There’s an urgent warning, just out, that impacts millions of older Americans who own a cellphone. But most of them HAVEN’T gotten the message.
It didn’t make huge headlines. And there wasn’t a major recall.
Most doctor’s offices didn’t even call patients to let them know about the danger, either. And, let’s face it, that’s not entirely surprising with medical offices everywhere being so swamped right now.
So I’m going to do my part to spread to word to the 3 million Americans with pacemakers and implantable defibrillators. And I’d appreciate it if you’d let your own friends and family know too. You can even just forward them this email if you like.
Because new research warns that the cellphones in nearly every home (and pocket) across America could cause real problems for these life-saving devices.
Now don’t panic. The danger isn’t likely to be deadly, just very uncomfortable. But there are some steps you can take to make yourself safer.
The hidden cellphone danger in your pocket
Allow me to be blunt. It’s shockingly irresponsible how quickly manufacturers rush every new gadget and gizmo to market before knowing how it could impact people. And without proper warnings attached.
Of course, a case in point is the cellphone—and its twin troublemaker, the smartwatch—which has become a part of our everyday lives.
There’s no doubt they’ve made life better in many ways for millions. But there’s also no question they’ve also made life worse for millions in ways that weren’t always obvious right away.
Take the ever-present blue light from these digital devices. We now know it can mess with our brain chemistry leading to serious sleep and metabolism problems for certain folks.
Some science points to them raising our risk of rare schwannoma tumors around the heart and brain tumors.
And then there’s the “zombie effect.” That’s when folks wander around staring into those little screens rather than paying attention to the world around them. It not only harms relationships, it often leads to literal injuries ranging from “tech-neck” to falls.
And don’t even get me started on the dangers of distracted driving.
But the new report reveals what may be the most shocking danger of all. Many cellphones and smartwatches are now capable of generating powerful magnetic fields. And these fields can be so strong that they could cause an implantable device to switch into “magnet mode” on its own.
This mode exists so doctors can have the devices operate at a specific fixed rate during surgery and other procedures where you’re constantly monitored. It’s why you’re not supposed to walk through certain types of airport security devices, which may also generate magnetic fields.
Beware of these warning signs
But those devices, of course, have huge warning signs posted on them.
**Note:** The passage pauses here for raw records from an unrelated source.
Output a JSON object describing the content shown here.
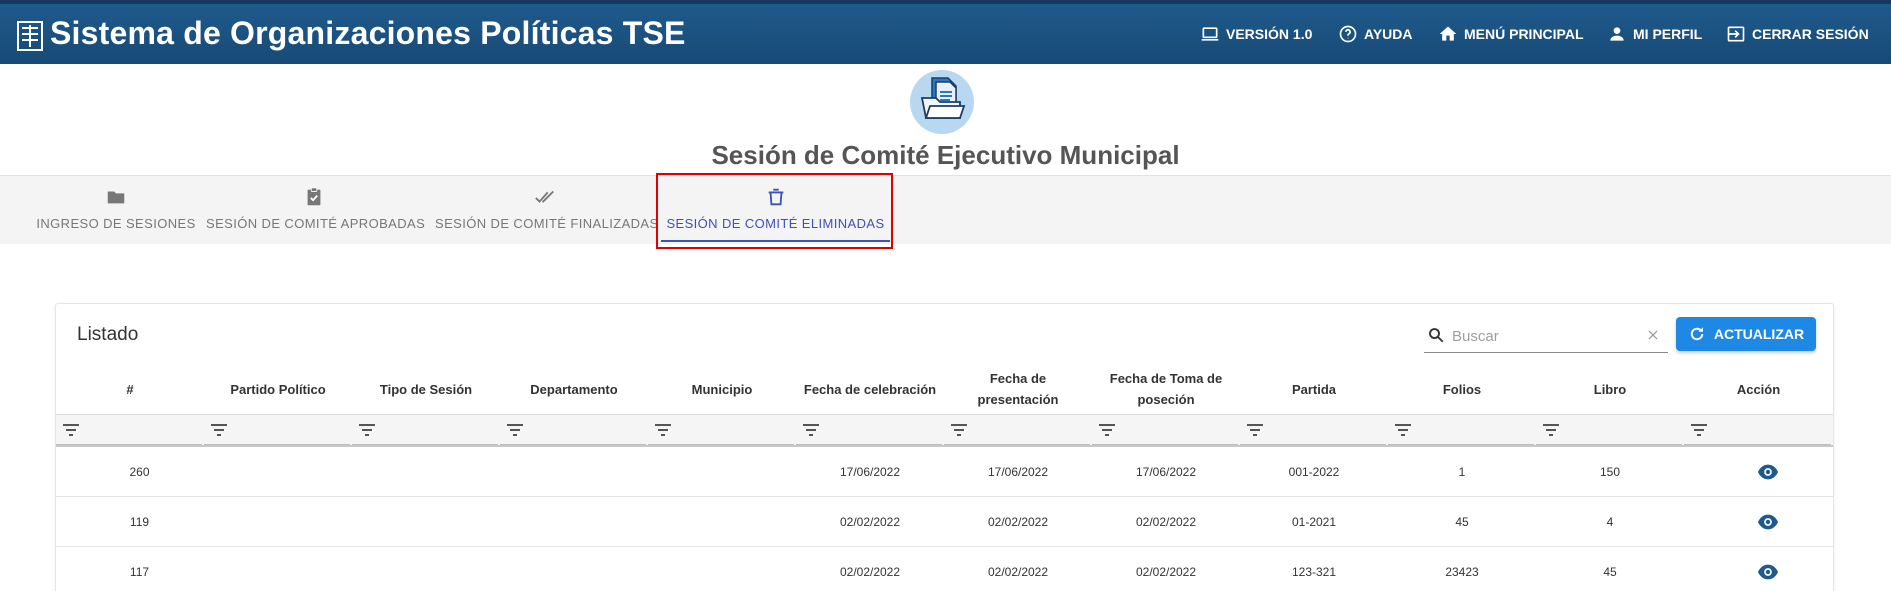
{
  "header": {
    "title": "Sistema de Organizaciones Políticas TSE",
    "nav": [
      {
        "label": "VERSIÓN 1.0",
        "icon": "laptop-icon"
      },
      {
        "label": "AYUDA",
        "icon": "help-circle-icon"
      },
      {
        "label": "MENÚ PRINCIPAL",
        "icon": "home-icon"
      },
      {
        "label": "MI PERFIL",
        "icon": "person-icon"
      },
      {
        "label": "CERRAR SESIÓN",
        "icon": "logout-icon"
      }
    ]
  },
  "page": {
    "title": "Sesión de Comité Ejecutivo Municipal",
    "icon": "folder-document-icon"
  },
  "tabs": [
    {
      "label": "INGRESO DE SESIONES",
      "icon": "folder-icon",
      "active": false
    },
    {
      "label": "SESIÓN DE COMITÉ APROBADAS",
      "icon": "clipboard-check-icon",
      "active": false
    },
    {
      "label": "SESIÓN DE COMITÉ FINALIZADAS",
      "icon": "double-check-icon",
      "active": false
    },
    {
      "label": "SESIÓN DE COMITÉ ELIMINADAS",
      "icon": "trash-icon",
      "active": true
    }
  ],
  "listing": {
    "title": "Listado",
    "search_placeholder": "Buscar",
    "refresh_label": "ACTUALIZAR",
    "columns": [
      "#",
      "Partido Político",
      "Tipo de Sesión",
      "Departamento",
      "Municipio",
      "Fecha de celebración",
      "Fecha de presentación",
      "Fecha de Toma de poseción",
      "Partida",
      "Folios",
      "Libro",
      "Acción"
    ],
    "rows": [
      {
        "num": "260",
        "partido": "",
        "tipo": "",
        "departamento": "",
        "municipio": "",
        "fecha_celebracion": "17/06/2022",
        "fecha_presentacion": "17/06/2022",
        "fecha_toma": "17/06/2022",
        "partida": "001-2022",
        "folios": "1",
        "libro": "150"
      },
      {
        "num": "119",
        "partido": "",
        "tipo": "",
        "departamento": "",
        "municipio": "",
        "fecha_celebracion": "02/02/2022",
        "fecha_presentacion": "02/02/2022",
        "fecha_toma": "02/02/2022",
        "partida": "01-2021",
        "folios": "45",
        "libro": "4"
      },
      {
        "num": "117",
        "partido": "",
        "tipo": "",
        "departamento": "",
        "municipio": "",
        "fecha_celebracion": "02/02/2022",
        "fecha_presentacion": "02/02/2022",
        "fecha_toma": "02/02/2022",
        "partida": "123-321",
        "folios": "23423",
        "libro": "45"
      }
    ]
  },
  "colors": {
    "header": "#1f5a8c",
    "accent": "#3f51b5",
    "button": "#1e88e5",
    "highlight": "#e00000",
    "eye": "#1f5a8c"
  }
}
And most patients with pacemakers know about the dangers and have been told how to handle them. This cellphone and smartwatch danger is something new. And most folks with pacemakers or defibrillators haven’t been given any warnings or instructions for dealing with these gadgets.
The good news is, your cellphone isn’t likely to cause you to keel over or anything. At least, it hasn’t happened yet, as far as we know.
But the potential DOES exist for it to interfere with your implantable device, disrupt its function, and, in some cases, really ruin your day. For instance, you might feel lightheaded, dizzy, or have heart palpitations (a rapid, irregular heartbeat).
If this happens, separate yourself from the phone or watch right away. And check in with your heart doctor to see if he wants to see you to double-check everything is operating correctly.
What to do if you have a pacemaker or defibrillator
But don’t worry, you don’t have to swear off your cellphone cold-turkey or trash your watch. The new report finds they won’t trigger magnet mode if kept at least six inches away from your implant.
You should, however, be more careful with these devices. For example, if you have a pacemaker, you don’t want to plop the phone into your shirt pocket, even briefly. And definitely don’t kick back on the sofa reading something on your phone and accidentally fall asleep with it on your chest.
Given the other potential dangers of cellphone radiation, it’s a good idea to keep these devices off your body whenever possible, anyway. But at the very least, measure six inches from any device you may have implanted, such as a pacemaker or defibrillator, and make sure your phone or smartwatch is kept at least that distance away at all times.